After Zynga – I had to find a new job.
At the time, I was stuck between a rock and a hard place. Thanks to Zynga, I had made some money, and for a large but not insurmountable amount more, I could have had enough of a nest egg, that when I turned 55-ish, I could think of retiring as long as I didn’t dip into my savings.
The painful experience of that time was that I mismanaged my career. I came up with this cutesy title, “Chief Engineer,” instead of a title like GM or VP of Engineering. As a result, when I went looking for a job, and recruiters applied their ML algorithms to look for people, no one looked at me. I spent more time explaining why I had that title than what I did. And when I explained to them that I was a GM, but had no GM title, you could imagine the credibility gap.
I went looking.
And I had a CTO dream job with an old friend, but the guaranteed money of Juniper mattered more. Because of what was a non-trivial amount of money, my ability to fund my retirement, and my kid’s college education – it meant I had to take the job that paid more.
The role at Juniper was weird, I basically was working for a GM whose job it was turn around a company.
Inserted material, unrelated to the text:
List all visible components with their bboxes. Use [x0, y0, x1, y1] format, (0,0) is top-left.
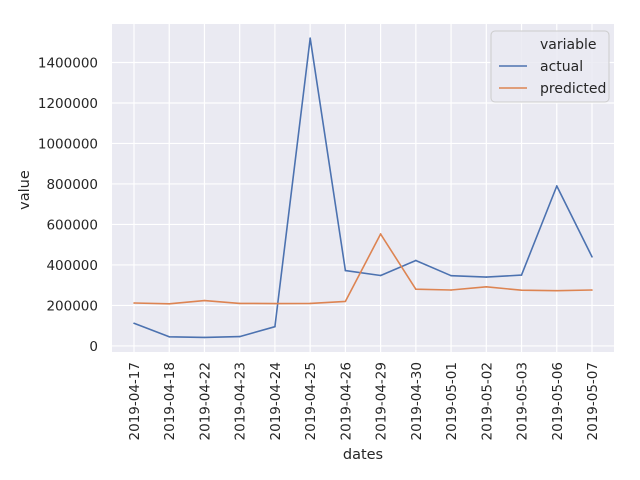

I had no experience in security or networking, but I knew a lot about how to motivate teams and build software. The thesis was I would help with the team and software, and we would surround me with networking and security experts.
The money was excellent. And it solved a particular personal problem. If I could stick it out for three years.
Long story short, thanks to a hedge fund, a new CEO was hired, and then the new CEO made a series of unbelievably boneheaded decisions that lead to my layoff in about 1 year.
Because of the way the deal was structured, the three years of money was obtained in one year.
Having gotten that money, I was interested in what kind of job and impact and title.
In 2015 – VMware and nimble made competing offers. Nimble’s VP of Engineering created a great offer. But the then GM at VMware, who was looking to hire me, made an excellent point – that being a VP of engineering matters. And that having that title on my resume from a company like VMware mattered.
He pointed out that as a VP, you have access to information, and you are at tables that you are not invited to as a non-VP. And lastly, he pointed out how it will help my next job.
And so when I weighed the opportunity, I chose VMware. I believed at VMware I could do great things. But also I think I could have done great things at Nimble. The title VMware offered made it clear how much more the scope of impact was at VMware.
What I have learned from my experience and continue to learn from that experience is that titles matter. Maybe not for your current job, but for the next one. And money matters, because it’s how you choose what to do next.
And most importantly of all, titles are given to people who make certain decisions. And those decisions drive strategy.
Every career decision is very personal and context-dependent. There are times when I felt that someone made a horrible decision to pursue a title. But I had no idea what is going on with their lives, and so I respected their decision even though I didn’t understand it. My lack of comprehension was more about me not being them.